Could you retry after updating the tools?

mlell commented 1 year ago

Thank you for this hint! I just installed datalad but missed the fact that the datalad version was restricted by our server's ancient python version. I have upgraded to Python 3.7.3 (the latest that I could compile myself easily on our cluster) and datalad 0.18.2

Indeed the problem is largely gone and the "origin" of repo A is renamed:

$ datalad siblings
.: here(+) [git]
.: origin-2(-) [(omitted)/../ria/5d0/493e1-44eb-42eb-8777-29b0ea6e5b43 (git)]
.: origin-storage(+) [ora]
.: origin(+) [../a (git)]

There remain only two things:

$ git -C a config --list | grep ^remote
remote.origin-storage.annex-externaltype=ora
remote.origin-storage.annex-uuid=43dcfcde-2c1a-4621-99ff-6a5464297255
remote.origin-storage.skipfetchall=true                            # <<< this is not inherited on cloning ===========
remote.origin-storage.annex-cost=100.0
remote.origin-storage.annex-availability=GloballyAvailable
remote.origin.annex-ignore=true                                    # <<< this is not inherited on cloning ===========
remote.origin.url=/data/lell/test/datalad-chain/a/../ria/5d0/493e1-
44eb-42eb-8777-29b0ea6e5b43
remote.origin.fetch=+refs/heads/*:refs/remotes/origin/*
remote.origin.datalad-publish-depends=origin-storage               # <<< this is not inherited on cloning ===========

$ git -C b config --list | grep ^remote
remote.origin.url=../a
remote.origin.fetch=+refs/heads/*:refs/remotes/origin/*
remote.origin.annex-uuid=b1a84354-0031-4c73-a608-ef9997a93234
remote.origin-storage.annex-externaltype=ora
remote.origin-storage.annex-uuid=43dcfcde-2c1a-4621-99ff-6a5464297255
remote.origin-storage.annex-cost=100.0
remote.origin-storage.annex-availability=GloballyAvailable
remote.origin-2.url=/data/lell/test/datalad-chain/a/../ria/5d0/493e1-44eb-42eb-8777-29b0ea6e5b43
remote.origin-2.fetch=+refs/heads/*:refs/remotes/origin-2/*
remote.origin-2.annex-ignore=false
mlell commented 1 year ago

Test for publication dependency problem:

$ cd b
$ echo "test" > x
$ datalad save
$ datalad push --to origin-2
publish(ok): . (dataset) [refs/heads/master->origin-2:refs/heads/master [new branch]]
publish(ok): . (dataset) [refs/heads/git-annex->origin-2:refs/heads/git-annex [new branch]]
action summary:
  copy (notneeded: 1)
  publish (ok: 2)
$ git annex find --not --in origin-storage

  remote origin-2:This repository is not initialized for use by git-annex, but /qg-10/data/AGR-QG/lell/test/datalad-chain/a/../ria/5d0/493e1-44eb-42eb-8777-29b0ea6e5b43/annex/objects/ exists, which indicates this repository was used by git-annex before, and may have lost its annex.uuid and annex.version configs.
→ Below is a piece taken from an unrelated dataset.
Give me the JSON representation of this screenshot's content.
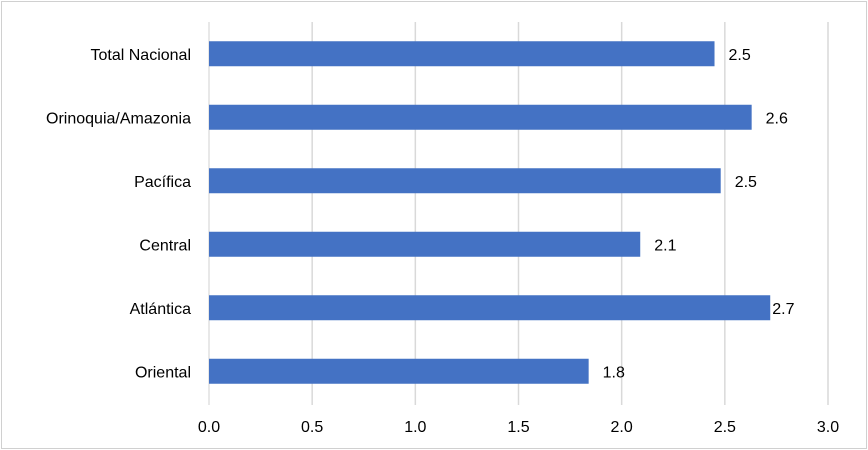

Either set back missing configs, or run git-annex init to initialize with a new uuid.
x

(relevant of the last command is the x at the very end, indicating that the file x was not uploaded to the RIA store annex. The warning before that might come from the config remote.origin-2.annex-ignore not being inherited from the a repo as well)

Comparing with the case where we first push x from b to "origin" (->a) and then from a to "origin"(->ria), the ORA sibling of the RIA store is updated

$cd a
$git config receive.denyCurrentBranch updateInstead
$cd ../b
$datalad push --to origin
$cd ../a
$datalad push --to origin
$git annex find --not --in origin-storage
# -- no output, so x is uploaded --